Я пришла к ним, что называется, с улицы, просто позвонив в дверь, и предложила продать их квартиру. Они не удивились моему появлению.
- К нам уже столько раз приходили, - махнула рукой Мария Павловна. - И молодой человек раз пять наведывался - он соседнюю коммуналку расселяет под аптеку, и женщина-агент уже несколько раз заглядывала. Но мы не соглашаемся.
- Почему? - спросила я с интересом. - Здесь ведь жить неудобно. Пыльно, и трамвай грохочет с раннего утра.
- У нас хорошая квартира, и мы только что закончили ремонт. Жалко бросать. И к району мы привыкли. Тут и поликлиника рядом, и все магазины под рукой.
Они показали мне сделанный своими руками ремонт. Конечно, кафель, положенный Володей в ванной, вышел из моды еще до того, как был выпущен на заводе, а обои в цветочек были бы хороши лет двадцать назад. Все было сделано грубовато, но основательно и с любовью. Их лица светились гордостью, и они по-детски ждали признания своих заслуг. Конечно, я не могла не похвалить их квартиру. Никакая старомодность не умаляла чистоту и порядок во всех комнатах. На подоконниках пышно цвела белая герань, жирный колючий алоэ был заботливо подвязан к опоре, а кокетливый бальзамин, в просторечье называемый Ванькой-мокрым, был усыпан нежными розовыми цветами.
- Вам не обязательно переезжать в другой район. Можно найти квартиру рядом.
- А что вы нам предлагаете? - спросила Мария Павловна.
- Такую же двухкомнатную, как ваша, но на среднем этаже. И доплату.
- Какую доплату?
Я назвала сумму. Она была не слишком велика, но на то, чтобы сделать аналогичный ремонт, ее вполне должно было хватить.
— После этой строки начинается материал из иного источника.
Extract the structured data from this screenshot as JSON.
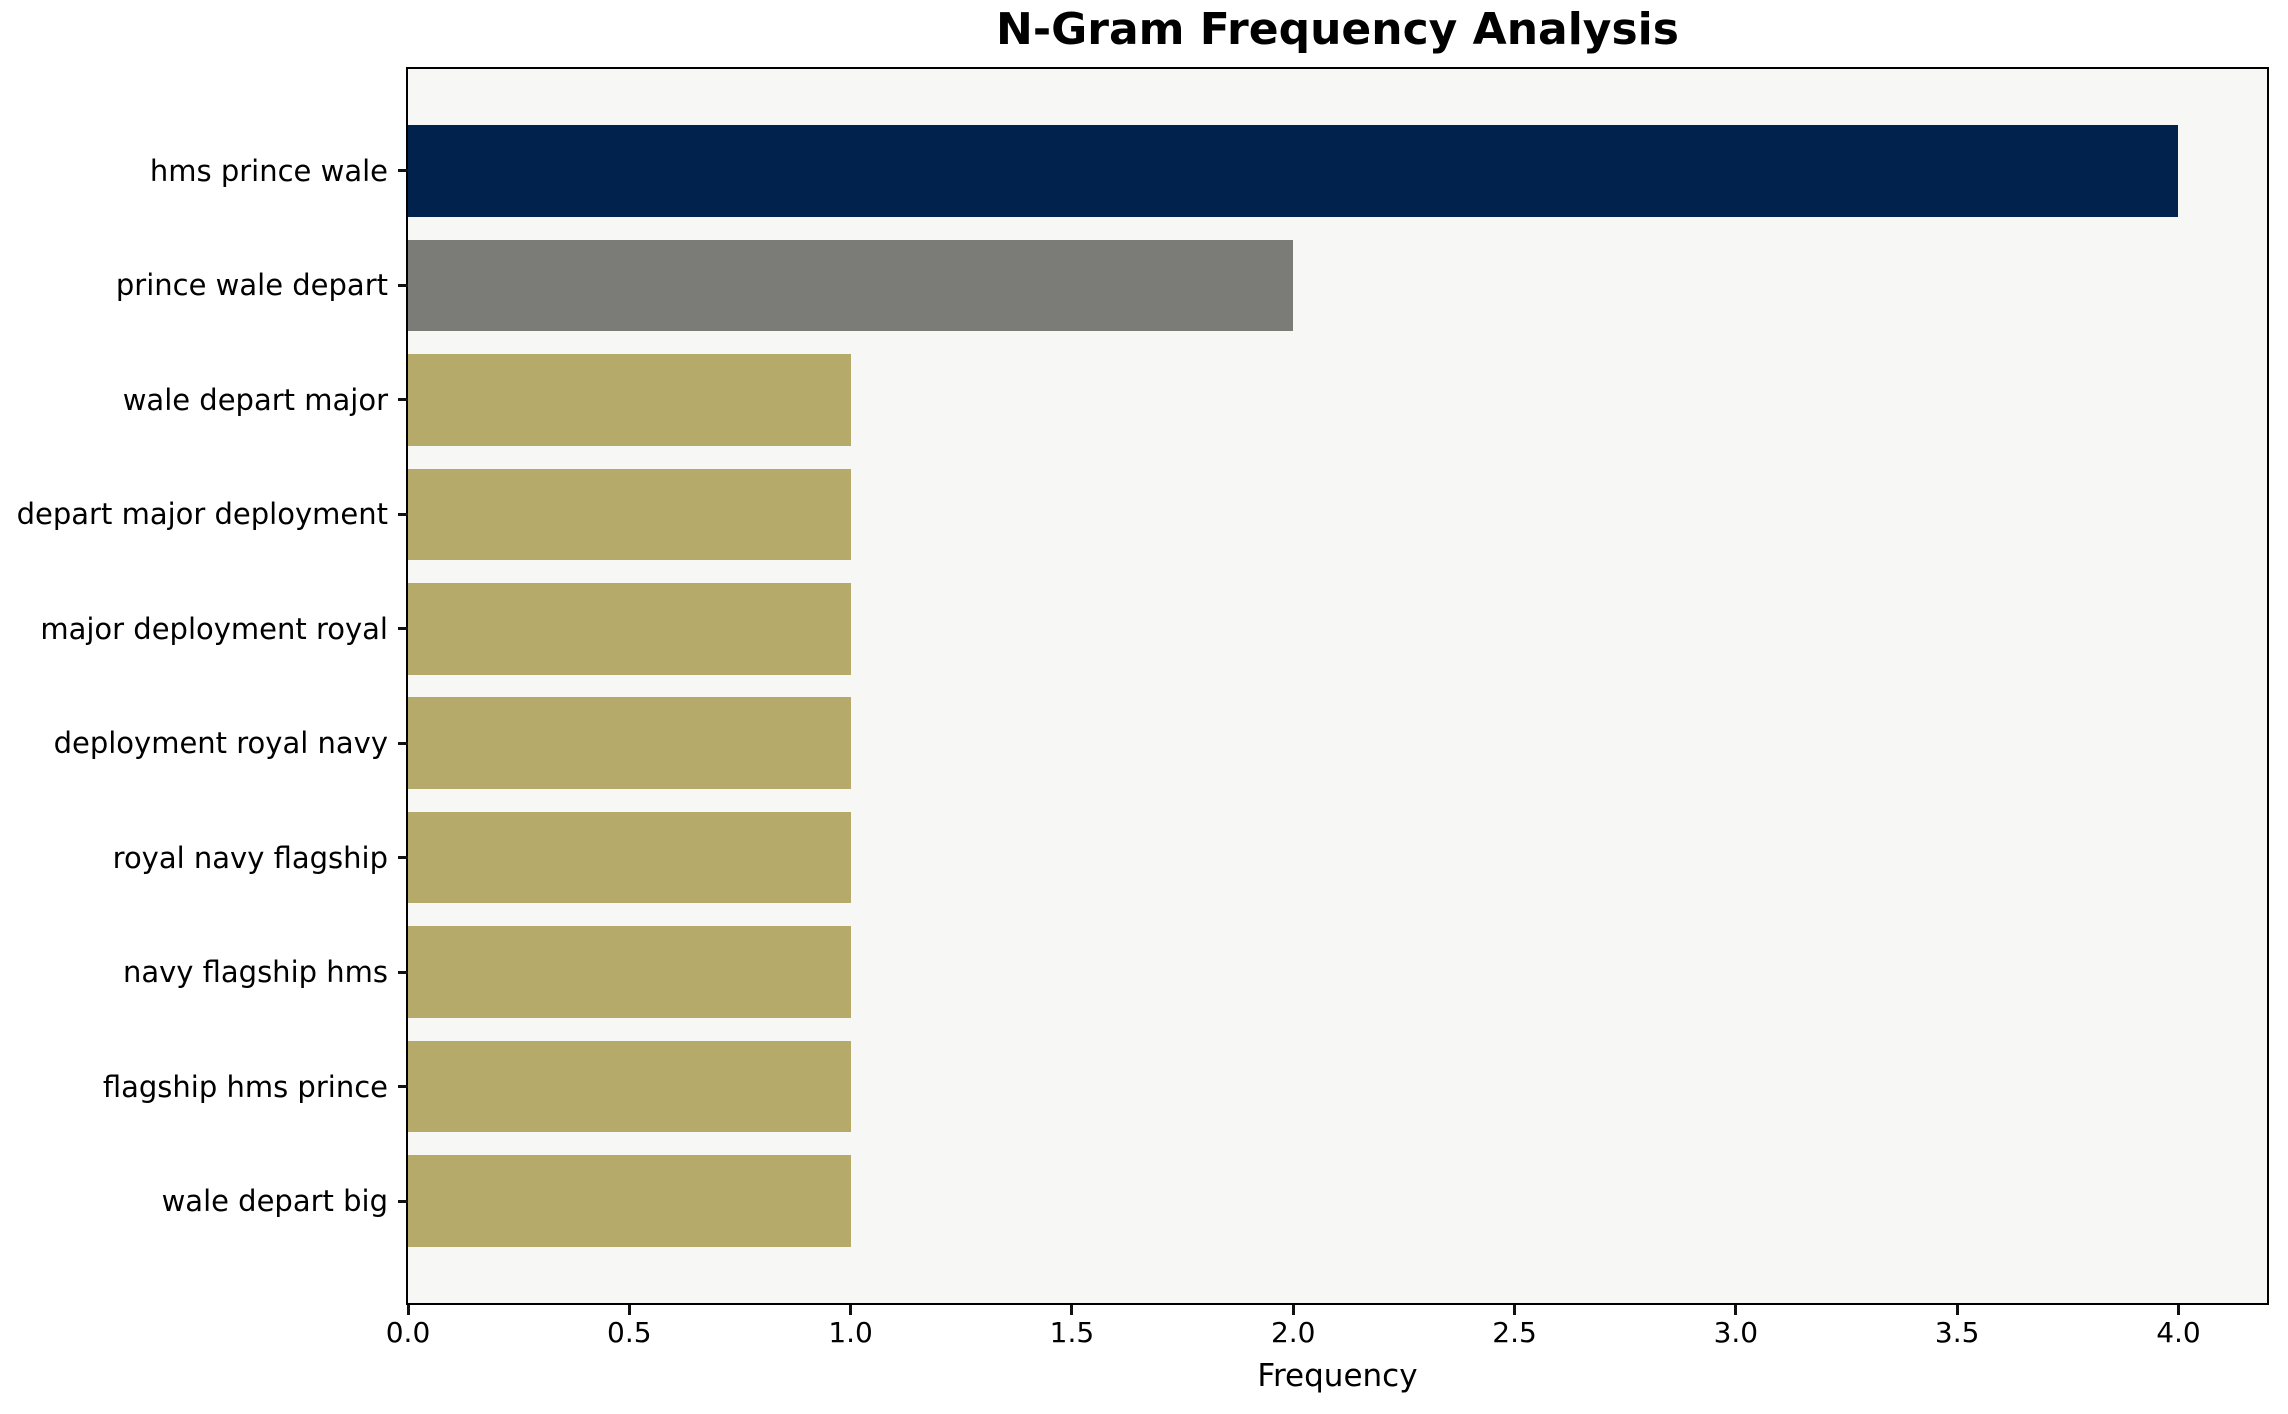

С учетом стоимости встречной покупки и комиссионных агентства их квартира могла быть продана по нормальной рыночной цене - не слишком высокой - а, следовательно, привлекательной для покупателя, и не слишком низкой - не обидной для продавцов.
Бабушка задумалась.
- Доплату нам еще не предлагали, только квартиру. А ремонт на новом месте нам за свои деньги не сделать - мы на этот все, что было, потратили.
Она колебалась. Володя молчал, слушая наш разговор. Видно было, что все решения здесь принимает мать. Судя по всему, вопрос о переезде они не раз обсуждали между собой, и в принципе были не против. Но не хватало последней капли, чтобы сдвинуть чашу весов.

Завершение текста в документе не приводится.